シニア社員に成果重視の賃金制度の助成金

シニア社員に成果重視の賃金制度の助成金
シニア社員の処遇を改善する動きが企業に広がってきた。60歳の再雇用時に減額されることが多かった基本給を引き上げるだけでなく、成果報酬の導入や責任の重いポストの用意で就労意欲を高めるようとしている。政府が目指す70歳まで働く社会づくりにはシニアの活躍が欠かせない。厚生労働省はこうした流れが中小企業にも浸透するよう補助金で後押しする。
60歳以上で働く人の数は2017年度平均で約1340万人。就業者全体の2割を占める。高年齢者雇用安定法では希望者全員を65歳まで雇うよう義務づけており、就業者は増えている。
厚労省によると65歳まで雇用を確保するために企業が導入しているのは8割が継続雇用制度だ。60歳で定年を迎えると嘱託などで再雇用する。この際、賃金は2~3割下がるのが一般的。60~64歳の平均賃金は月27・5万円と55~59歳の36・4万円を大きく下回る。
ただ、年齢を理由に一律で賃金を下げる仕組みは働き手の意欲低下につながりかねない。能力のある技術者らは中国など新興国の企業に転職する動きもあり、人材流出につながる面もある。
こうしたなか、就労意欲を高めるためにシニアの処遇を見直す企業が増えている。味の素AGFは18年7月から60~65歳の再雇用のシニア社員の給与体系を見直し、賞与も成果を反映するように制度を変えた。これによって年収は従来と比べて3割増えるという。
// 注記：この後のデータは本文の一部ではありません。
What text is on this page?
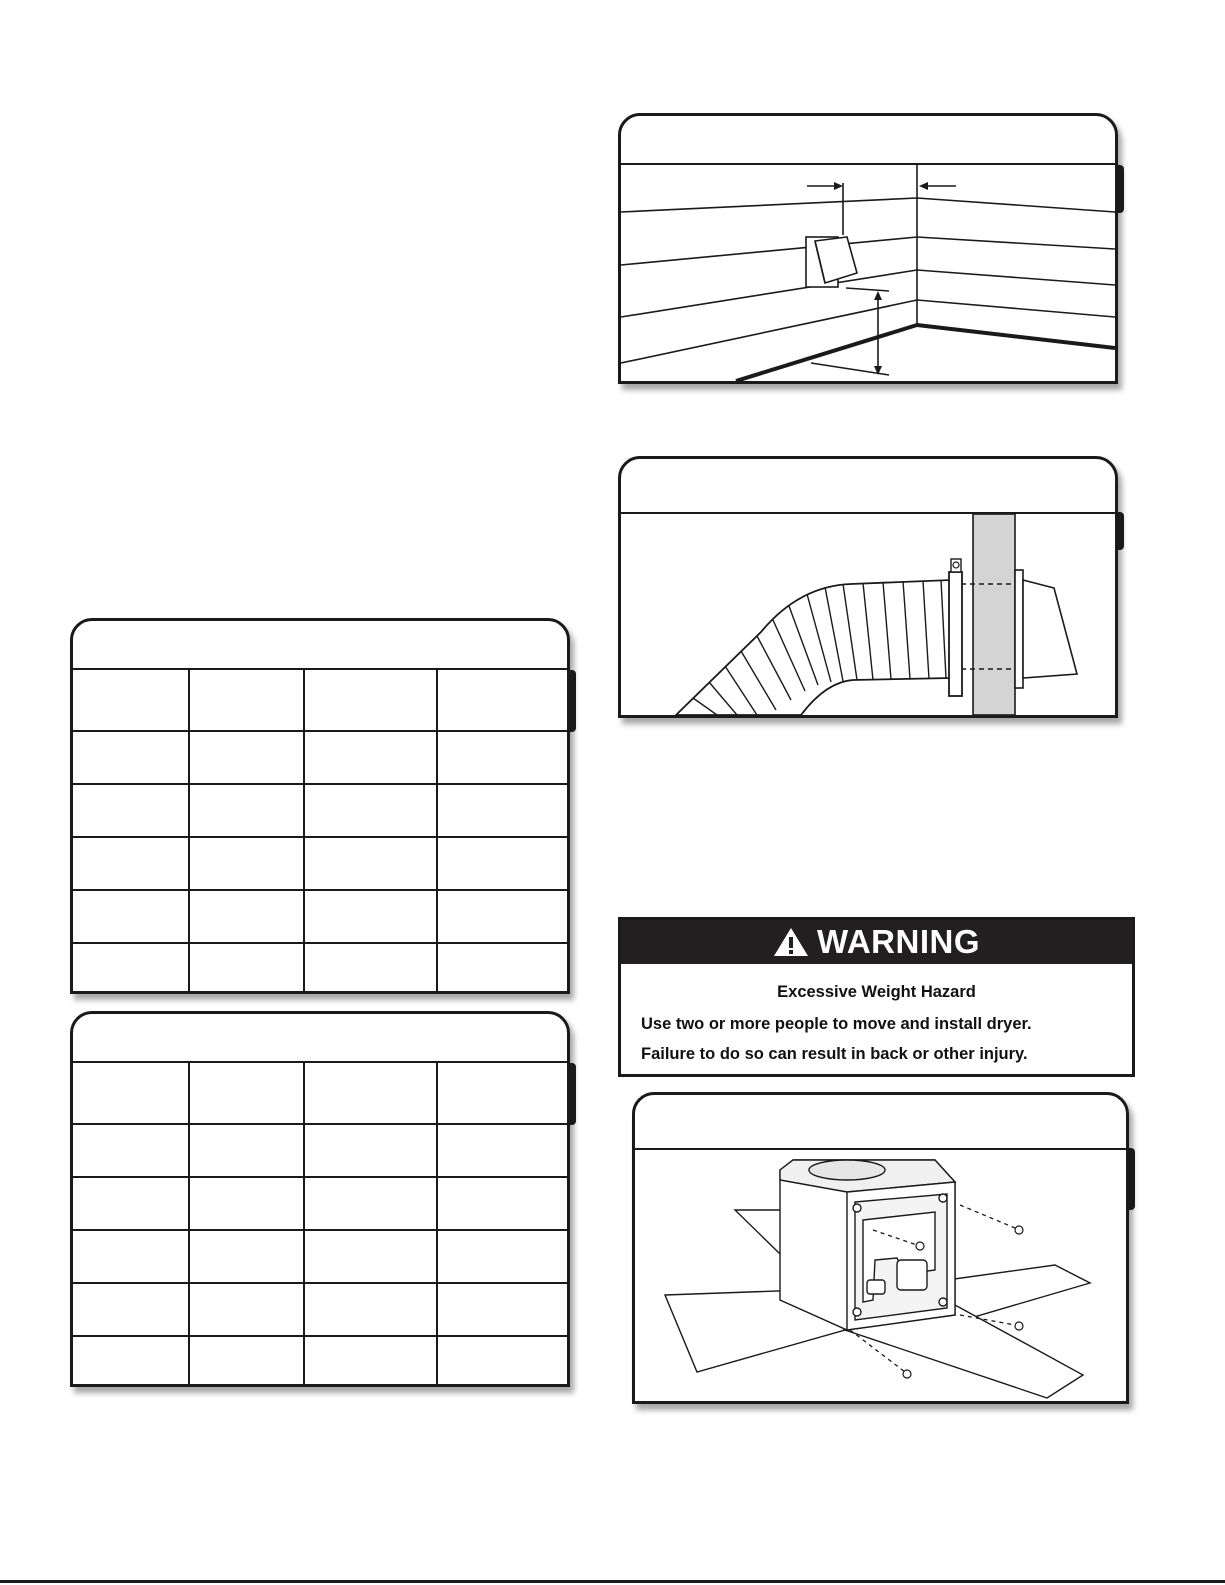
WARNING
Excessive Weight Hazard
Use two or more people to move and install dryer.
Failure to do so can result in back or other injury.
週休3日制を導入したほか、勤務地の希望も出せるようにして、シニア社員の待遇を改善し、働き手を確保する狙い。若手へのノウハウ伝承などに力を発揮してもらう。 JR西日本は18年度から再雇用したシニアの基本給を加算する待遇改善に合わせて、働きぶりに応じた給与で報いる姿勢を鮮明にした。出勤日数に固定額で支払う「精励手当」を勤務成績が「優秀」なシニアだと4万円から5万円に増額。「特に優秀」だと6万円から10万円にアップさせた。
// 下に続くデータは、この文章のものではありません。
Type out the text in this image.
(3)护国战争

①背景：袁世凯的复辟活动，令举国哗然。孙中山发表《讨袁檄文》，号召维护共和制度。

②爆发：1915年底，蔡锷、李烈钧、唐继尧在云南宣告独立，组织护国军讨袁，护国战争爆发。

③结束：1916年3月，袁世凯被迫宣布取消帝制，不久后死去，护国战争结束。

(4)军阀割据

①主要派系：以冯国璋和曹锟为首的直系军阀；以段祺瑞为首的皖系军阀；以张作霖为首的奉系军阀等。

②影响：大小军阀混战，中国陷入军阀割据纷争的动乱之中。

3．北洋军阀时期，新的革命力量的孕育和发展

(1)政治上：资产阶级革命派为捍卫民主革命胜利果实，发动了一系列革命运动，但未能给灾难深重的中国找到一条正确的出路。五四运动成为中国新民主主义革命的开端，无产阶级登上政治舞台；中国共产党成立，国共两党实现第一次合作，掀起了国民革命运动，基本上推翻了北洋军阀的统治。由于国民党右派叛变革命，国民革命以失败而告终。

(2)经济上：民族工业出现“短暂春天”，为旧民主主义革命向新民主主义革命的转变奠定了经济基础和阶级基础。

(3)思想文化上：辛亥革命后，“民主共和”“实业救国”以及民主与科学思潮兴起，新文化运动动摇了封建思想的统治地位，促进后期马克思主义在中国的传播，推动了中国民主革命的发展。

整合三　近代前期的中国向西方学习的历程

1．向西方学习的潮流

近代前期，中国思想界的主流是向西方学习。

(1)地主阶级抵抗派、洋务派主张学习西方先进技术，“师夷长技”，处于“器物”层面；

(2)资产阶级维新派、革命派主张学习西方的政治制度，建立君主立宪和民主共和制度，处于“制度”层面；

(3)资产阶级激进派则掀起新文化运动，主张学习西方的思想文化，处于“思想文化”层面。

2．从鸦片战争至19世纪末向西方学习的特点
一方、出勤停止になったり、勤務成績がよくない場合は減額したりしてメリハリをつける。「一層の活躍に期待し、モチベーション高く業務に精励してもらうため」と担当者は狙いを話す。
ポストで処遇する企業もある。自動車部品メーカーのヨロズは70歳まで雇用年齢を引き上げたのに合わせて1年契約でそのまま管理職を続けてもらう「職制契約社員制度」を設けた。従来の嘱託社員だと給与は定年前の7割の水準に下がるが、同制度の社員だと減額なしで100%もらえる。
ベアリング大手のNTNも18年度から再雇用シニアの給与を年収ベースで25%引き上げた。プロジェクトリーダーなど一部役職への任用もできるようにしており、経験を生かして専門能力を発揮してもらう。
大手よりも人手不足が深刻な中小企業にもこうした取り組みを広げようと、厚生労働省はシニア社員を対象に成果重視の賃金制度を導入する企業に補助金を出す。年齢ではなく人事考課によって給与が変動する職務給の比率を高めるなど給与制度を見直した場合に1社あたり最大22万5千円の補助金が出る。財源は雇用保険から拠出する。
15~64歳の生産年齢人口は40年に6千万人を割り込み、15年と比べて1600万人余り減る見込みで、経済成長を続けるには高齢者の労働参加が欠かせない。ただ企業が人件費を増やさずにシニアの処遇を厚くすると60歳未満の賃金水準が下がりかねない。人件費増を吸収する生産性の向上や、年齢ではなく能力に応じた給与・人事体系にすることが重要になる。